Bu açıklamalar kapsamında, anne-babanın çocuğun anaokuluna başlamasıyla birlikte yapması gerekenler aşağıdaki şekilde özetlenebilir.
*Başlayacağı anaokulunu tanıtın.
*Anaokulu için alışveriş günü düzenleyin.O gün sadece anaokulu için alışveriş yapın.
*Okula başlayacağı gün evden oyuncağı, kitabını veya kendisi için önemli olan eşyasını almasına izin verin.
*Anaokuluna giderken yolda şarkı söyleyin.Okulda neler yapacağını konuşun.Siz evde veya işte neler yapacağınızı konuşun.
*Çocuğunuz servisle alınacak ise ‘güle güle’ demekten kaçının.Bunun yerine ‘sonra görüşürüz’ kelimelerini terih edin.
*Anaokuluna siz götürüyorsanız, ayrılışınızı uzatmayın.
*Çocuğunuza başardığı olayları hatırlatın.Kendini Güvenini sağlayın.
*Eğer çocuğunuz o gün anaokuluna gitmediyse, gitmediği günü kutlarcasına geçirmeyin. Eğlenceli bir ortam yaratmayın.
*Kendiniz rahat ve huzurlu olun.Asla endişe ve kaygı taşımayın ki, çocuğunuzda siz rahat ve huzurlu olduğunda kendini güvende hissedecektir.

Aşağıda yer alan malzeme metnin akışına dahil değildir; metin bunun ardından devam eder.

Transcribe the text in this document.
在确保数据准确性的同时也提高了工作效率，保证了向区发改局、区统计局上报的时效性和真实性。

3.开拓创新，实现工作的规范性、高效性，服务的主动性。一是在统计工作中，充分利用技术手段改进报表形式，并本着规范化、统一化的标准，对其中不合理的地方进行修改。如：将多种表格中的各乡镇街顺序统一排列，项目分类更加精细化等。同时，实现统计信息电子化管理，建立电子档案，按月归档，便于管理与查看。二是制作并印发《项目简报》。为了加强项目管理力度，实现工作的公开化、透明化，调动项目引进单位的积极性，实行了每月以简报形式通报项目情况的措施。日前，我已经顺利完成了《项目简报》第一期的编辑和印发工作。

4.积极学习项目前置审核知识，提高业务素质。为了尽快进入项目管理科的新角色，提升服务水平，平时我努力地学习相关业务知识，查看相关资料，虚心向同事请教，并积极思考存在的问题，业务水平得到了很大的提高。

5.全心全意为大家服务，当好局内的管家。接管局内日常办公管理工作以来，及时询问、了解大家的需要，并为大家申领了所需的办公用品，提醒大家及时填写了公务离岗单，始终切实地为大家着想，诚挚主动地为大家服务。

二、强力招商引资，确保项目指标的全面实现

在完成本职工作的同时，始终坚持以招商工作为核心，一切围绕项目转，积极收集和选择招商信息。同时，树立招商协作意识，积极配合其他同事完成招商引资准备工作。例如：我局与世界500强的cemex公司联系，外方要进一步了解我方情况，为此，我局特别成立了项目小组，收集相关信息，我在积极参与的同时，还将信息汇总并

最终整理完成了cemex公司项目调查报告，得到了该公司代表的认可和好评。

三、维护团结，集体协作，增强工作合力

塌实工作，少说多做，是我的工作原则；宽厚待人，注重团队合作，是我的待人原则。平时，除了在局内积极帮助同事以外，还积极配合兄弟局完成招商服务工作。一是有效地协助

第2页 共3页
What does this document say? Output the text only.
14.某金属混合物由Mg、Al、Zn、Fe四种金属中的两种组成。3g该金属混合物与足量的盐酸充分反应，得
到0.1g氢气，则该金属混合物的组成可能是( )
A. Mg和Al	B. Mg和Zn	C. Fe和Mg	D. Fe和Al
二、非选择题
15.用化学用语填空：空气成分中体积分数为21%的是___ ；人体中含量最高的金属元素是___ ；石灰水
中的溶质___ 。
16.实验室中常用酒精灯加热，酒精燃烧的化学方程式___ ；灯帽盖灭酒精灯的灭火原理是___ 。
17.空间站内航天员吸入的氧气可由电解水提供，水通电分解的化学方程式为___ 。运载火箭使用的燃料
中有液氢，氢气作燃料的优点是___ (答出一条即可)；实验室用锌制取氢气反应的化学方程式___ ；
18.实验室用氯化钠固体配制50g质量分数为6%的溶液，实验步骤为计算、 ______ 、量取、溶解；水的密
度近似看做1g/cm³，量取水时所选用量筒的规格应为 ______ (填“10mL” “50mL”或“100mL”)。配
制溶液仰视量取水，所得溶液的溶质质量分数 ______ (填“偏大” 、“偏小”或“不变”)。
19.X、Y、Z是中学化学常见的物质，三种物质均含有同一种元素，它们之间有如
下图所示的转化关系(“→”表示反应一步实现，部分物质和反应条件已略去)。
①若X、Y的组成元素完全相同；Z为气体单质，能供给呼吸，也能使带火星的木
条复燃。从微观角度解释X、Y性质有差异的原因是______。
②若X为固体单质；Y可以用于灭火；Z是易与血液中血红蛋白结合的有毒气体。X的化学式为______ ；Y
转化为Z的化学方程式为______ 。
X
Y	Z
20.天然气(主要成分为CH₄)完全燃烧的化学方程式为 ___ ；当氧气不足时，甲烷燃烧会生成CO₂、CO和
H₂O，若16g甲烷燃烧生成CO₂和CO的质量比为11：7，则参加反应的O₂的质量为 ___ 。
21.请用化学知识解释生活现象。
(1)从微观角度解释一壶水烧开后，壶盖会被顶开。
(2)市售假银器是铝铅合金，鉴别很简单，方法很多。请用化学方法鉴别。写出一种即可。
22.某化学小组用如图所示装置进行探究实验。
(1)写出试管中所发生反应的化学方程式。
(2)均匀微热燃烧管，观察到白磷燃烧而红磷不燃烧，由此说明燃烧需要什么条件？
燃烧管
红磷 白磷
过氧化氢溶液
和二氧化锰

*Yaşadığı stresle alay etmeyin, ağlamasını eleştirmeyin, ‘ağlaman için bir neden yok’ diye hissettiği duyguları eleştirmeyin.
Çocuklar dinamik varlıklardır. Yaşamın en hızlı gelişimi ve değişimi erken çocukluk yılları yada okul öncsi dediğimiz yıllarda yaşanır. Çocukların bu dinamikliğe uyum sağlaması, onun temel yaşamsal beceleriyle yakından ilişkilidir.Sağlam duygusal temeller üzerine kurulan kişilikteki çocuklar, yaşamın bu yeni deneyimiyle baş etmeye hazırlanmış demektir.